Evaluating Riparian Vegetation Roughness Computation Methods Integrated within HEC-RAS: Fid-Bau Portal

Evaluating Riparian Vegetation Roughness Computation Methods Integrated within HEC-RAS

Wang, Junna / Zhang, Zhonglong

Determining the roughness of riparian vegetation is often a challenge in river hydraulic modeling. A large number of quantitative methods have been developed, but none of them have been integrated into any one-dimensional (1D) hydraulic model for directly computing dynamic vegetation roughness. In this study, we evaluated the performance and applicability of eleven vegetation roughness computation methods by integrating them into a widely used 1D Hydrologic Engineering Center-River Analysis System (HEC-RAS). The enhanced HEC-RAS was applied to predict river stages of the San Joaquin River reach with dense and diverse riparian vegetation. Among the eleven vegetation roughness methods, the method of Freeman et al. clearly overestimates Manning’s roughness coefficient ( $n$ ) values for flow depth greater than its original experimental flow depth (1.5 m). The method of Whittaker et al. considers the reconfiguration of flexible vegetation and uses measured vegetation projected area, resulting in a slightly more accurate prediction of river stages than all other methods.
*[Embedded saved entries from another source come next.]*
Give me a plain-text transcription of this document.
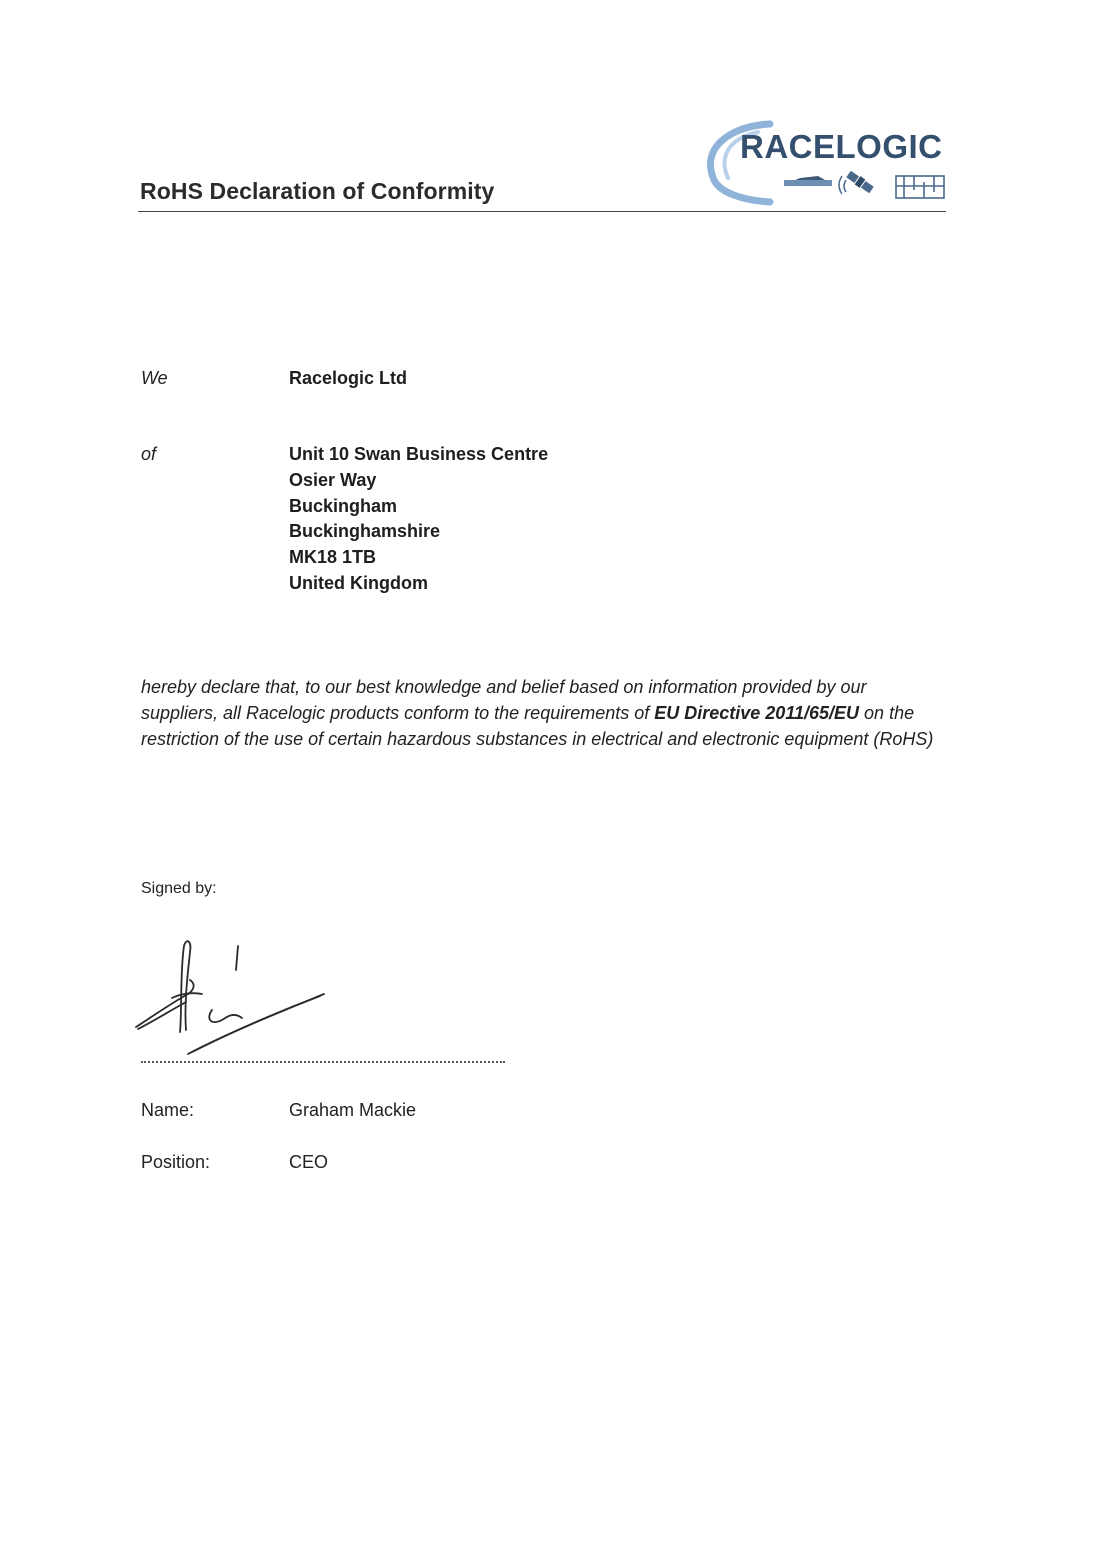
RACELOGIC
RoHS Declaration of Conformity
We	Racelogic Ltd
of	Unit 10 Swan Business Centre
Osier Way
Buckingham
Buckinghamshire
MK18 1TB
United Kingdom
hereby declare that, to our best knowledge and belief based on information provided by our suppliers, all Racelogic products conform to the requirements of EU Directive 2011/65/EU on the restriction of the use of certain hazardous substances in electrical and electronic equipment (RoHS)
Signed by:
Name:	Graham Mackie
Position:	CEO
The methods that model vegetation as a rigid cylinder produce identical and reasonable river stage predictions. The Järvelä method includes the impact of velocity on vegetation roughness and uses an indirect metric leaf area index to represent the vegetation projected area, which produces a river stage prediction that is similar to other methods based on a rigid cylinder analogy. Compared with the original model with manually calibrated Manning’s $n$ , the San Joaquin River HEC-RAS model integrated with dynamically computed roughness methods is able to predict observed river stages and performs notably better for flood flows exceeding the maximum calibration flow. The present study also demonstrates that methods that model vegetation as a rigid cylinder are applicable for computing dynamic $n$ values in 1D hydraulic simulation for the areas in which most riparian vegetation is not fully submerged and dominated by trees and shrubs.